149. How much ten years did at this time, one is apt to forget; and how irregularly the slower minds of the older men would surrender themselves, sadly, or awkwardly, to the vivacities of their pupils. The only wonder is that it should be usually so easy to assign conjectural dates within twenty or thirty years; but, at Pisa, the currents of tradition and invention run with such cross eddies, that I often find myself utterly at fault. In this lintel, for instance, there are two pieces separated by a narrower one, on which there has been an inscription, of which in my enlarged plate you may trace, though, I fear, not decipher, the few letters that remain. The uppermost of these stones is nearly pure in its Byzantine style; the lower, already semi-Gothic. Both are exquisite of their kind, and we will examine them closely; but first note these points about the stones of them.
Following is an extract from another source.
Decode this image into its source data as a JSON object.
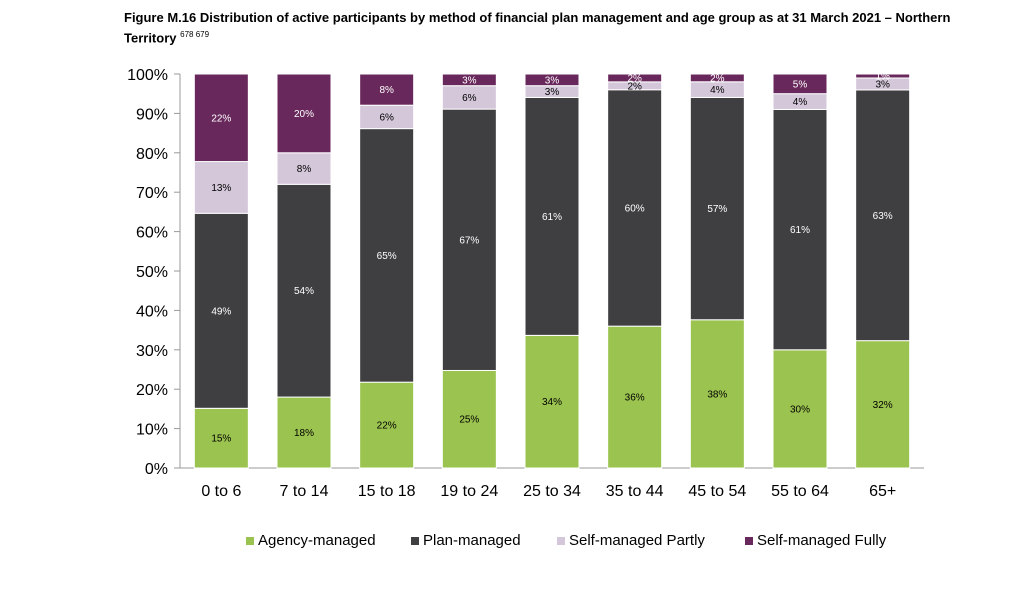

We are discussing work at latest of the thirteenth century. Our loss of the inscription is evidently owing to the action of the iron rivets which have been causelessly used at the two horizontal joints. There was nothing whatever in the construction to make these essential, and, but for this error, the entire piece of work, as delicate as an ivory tablet, would be as intelligible to-day as when it was laid in its place. {1}
{Footnote: Plates 6 and 7 give, in greater clearness, the sculpture of this lintel, for notes on which see Appendix.}
150. Laid. I pause upon this word, for it is an important one. And I must devote the rest of this lecture to consideration merely of what follows from the difference between laying a stone and setting it up, whether we regard sculpture or construction. The subject is so wide, I scarcely know how to approach it. Perhaps it will be the pleasantest way to begin if I read you a letter from one of yourselves to me. A very favourite pupil, who travels third class always, for sake of better company, wrote to me the other day: "One of my fellow-travellers, who was a builder, or else a master mason, told me that the way in which red sandstone buildings last depends entirely on the way in which the stone is laid. It must lie as it does in the quarry; but he said that very few workmen could always tell the difference between the joints of planes of cleavage and the—something else which I couldn't catch,—by which he meant, I suppose planes of stratification. He said too that some people, though they were very particular
{Illustration: PLATE VI.—THE STORY OF ST. JOHN. ADVENT.}
{Illustration: PLATE VII.—THE STORY OF ST. JOHN. DEPARTURE.}
about having the stone laid well, allowed blocks to stand in the rain the wrong way up, and that they never recovered one wetting. The stone of the same quarry varies much, and he said that moss will grow immediately on good stone, but not on bad. How curious,—nature helping the best workman!" Thus far my favourite pupil.